Nesse exato momento, um Maybach preto passou pela rua.
David estava dentro do carro, com uma expressão cansada. Ele abriu a janela, querendo respirar um pouco de ar fresco e, aproveitando, acendeu um cigarro.
A fumaça subiu preguiçosa no ar enquanto ele semicerrava os olhos e puxava uma tragada. De repente, um aro voou do nada, vindo do céu, e, com uma pontaria incrível, encaixou-se bem no cigarro dele.
David franziu a testa, irritado, e o cigarro caiu imediatamente de sua mão.
Ele estava prestes a procurar o responsável por aquilo, mas, infelizmente, uma multidão estava reunida não muito longe dali, cercando um grupo de gansos e fazendo uma algazarra tremenda.
Ele não conseguiu ver nada, só pôde, resignado, tirar o aro pendurado em sua mão e fechar a janela.
Sentado no carro, David ficou um pouco aborrecido. Olhou para o aro em sua mão, achando tudo aquilo muito estranho. Pensou em pedir para o motorista descer e ver o que estava acontecendo, mas logo decidiu que não valia a pena causar alvoroço por tão pouco.

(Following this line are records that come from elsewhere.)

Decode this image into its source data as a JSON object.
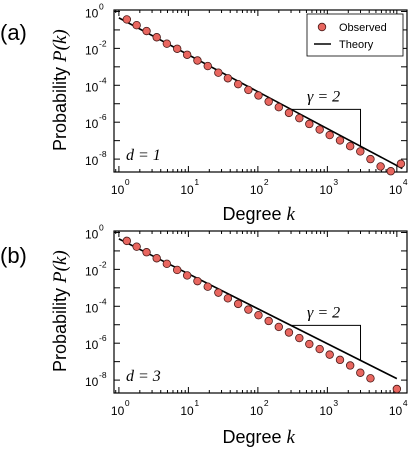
{
  "chart_data": [
    {
      "type": "scatter",
      "panel_label": "(a)",
      "xlabel": "Degree",
      "xlabel_var": "k",
      "ylabel": "Probability",
      "ylabel_var": "P(k)",
      "x_scale": "log",
      "y_scale": "log",
      "xlim": [
        0.85,
        14000
      ],
      "ylim": [
        2e-09,
        1.2
      ],
      "x_ticks": [
        {
          "base": "10",
          "exp": "0"
        },
        {
          "base": "10",
          "exp": "1"
        },
        {
          "base": "10",
          "exp": "2"
        },
        {
          "base": "10",
          "exp": "3"
        },
        {
          "base": "10",
          "exp": "4"
        }
      ],
      "y_ticks": [
        {
          "base": "10",
          "exp": "0"
        },
        {
          "base": "10",
          "exp": "-2"
        },
        {
          "base": "10",
          "exp": "-4"
        },
        {
          "base": "10",
          "exp": "-6"
        },
        {
          "base": "10",
          "exp": "-8"
        }
      ],
      "legend": {
        "position": "top-right",
        "entries": [
          "Observed",
          "Theory"
        ]
      },
      "annotation_var": "d",
      "annotation_value": "1",
      "slope_var": "γ",
      "slope_value": "2",
      "series": [
        {
          "name": "Observed",
          "x": [
            1.3,
            1.8,
            2.5,
            3.5,
            4.9,
            6.9,
            9.6,
            13.5,
            19,
            27,
            37,
            52,
            73,
            102,
            143,
            200,
            280,
            395,
            550,
            775,
            1080,
            1520,
            2130,
            2980,
            4170,
            5840,
            8180,
            11450
          ],
          "y": [
            0.37,
            0.18,
            0.087,
            0.04,
            0.018,
            0.0095,
            0.0045,
            0.0022,
            0.0011,
            0.00048,
            0.00024,
            0.000115,
            5.6e-05,
            2.8e-05,
            1.3e-05,
            6.5e-06,
            3.2e-06,
            1.65e-06,
            8e-07,
            4e-07,
            2e-07,
            1.03e-07,
            5e-08,
            2.6e-08,
            1e-08,
            4e-09,
            2.2e-09,
            5.6e-09
          ]
        },
        {
          "name": "Theory",
          "x": [
            1.0,
            12000
          ],
          "y": [
            0.45,
            3.1e-09
          ]
        }
      ]
    },
    {
      "type": "scatter",
      "panel_label": "(b)",
      "xlabel": "Degree",
      "xlabel_var": "k",
      "ylabel": "Probability",
      "ylabel_var": "P(k)",
      "x_scale": "log",
      "y_scale": "log",
      "xlim": [
        0.85,
        14000
      ],
      "ylim": [
        2e-09,
        1.2
      ],
      "x_ticks": [
        {
          "base": "10",
          "exp": "0"
        },
        {
          "base": "10",
          "exp": "1"
        },
        {
          "base": "10",
          "exp": "2"
        },
        {
          "base": "10",
          "exp": "3"
        },
        {
          "base": "10",
          "exp": "4"
        }
      ],
      "y_ticks": [
        {
          "base": "10",
          "exp": "0"
        },
        {
          "base": "10",
          "exp": "-2"
        },
        {
          "base": "10",
          "exp": "-4"
        },
        {
          "base": "10",
          "exp": "-6"
        },
        {
          "base": "10",
          "exp": "-8"
        }
      ],
      "annotation_var": "d",
      "annotation_value": "3",
      "slope_var": "γ",
      "slope_value": "2",
      "series": [
        {
          "name": "Observed",
          "x": [
            1.3,
            1.8,
            2.5,
            3.5,
            4.9,
            6.9,
            9.6,
            13.5,
            19,
            27,
            37,
            52,
            73,
            102,
            143,
            200,
            280,
            395,
            550,
            775,
            1080,
            1520,
            2130,
            2980,
            4170,
            10000
          ],
          "y": [
            0.35,
            0.17,
            0.085,
            0.04,
            0.02,
            0.0093,
            0.0047,
            0.0023,
            0.00115,
            0.00055,
            0.00027,
            0.000135,
            6.6e-05,
            3.3e-05,
            1.6e-05,
            7.6e-06,
            3.8e-06,
            1.9e-06,
            9e-07,
            4.8e-07,
            2.4e-07,
            1.25e-07,
            6.2e-08,
            2.5e-08,
            1.25e-08,
            3.3e-09
          ]
        },
        {
          "name": "Theory",
          "x": [
            1.0,
            10000
          ],
          "y": [
            0.45,
            1.2e-08
          ]
        }
      ]
    }
  ],
  "colors": {
    "marker_fill": "#e8665f",
    "marker_edge": "#4a1a18",
    "line": "#000000"
  }
}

Assim, ele deixou o aro de lado e mandou o motorista seguir viagem.
Enquanto isso, no espaço onde estavam laçando os gansos, Daniel exibia um sorriso vitorioso ao encarar o ganso que havia capturado.
O dono ficou completamente atônito, nunca tinha visto ninguém laçar gansos daquele jeito.
"Garoto, você é bom demais, hein? Com esse lance, hoje vou ter prejuízo," disse ele, entregando o ganso aos meninos com uma expressão de derrota.
Os quatro pequenos voltaram para casa felizes, levando consigo mais de uma dúzia de gansos.
Chegando em Costa Dourada, eles jogaram os gansos para Dona Ema cuidar.
Dona Ema ficou paralisada ao ver aquele bando de gansos barulhentos.
Geraldo deu as ordens: "Dona Ema, fica responsável por esses gansos. Deixe-os botar ovos."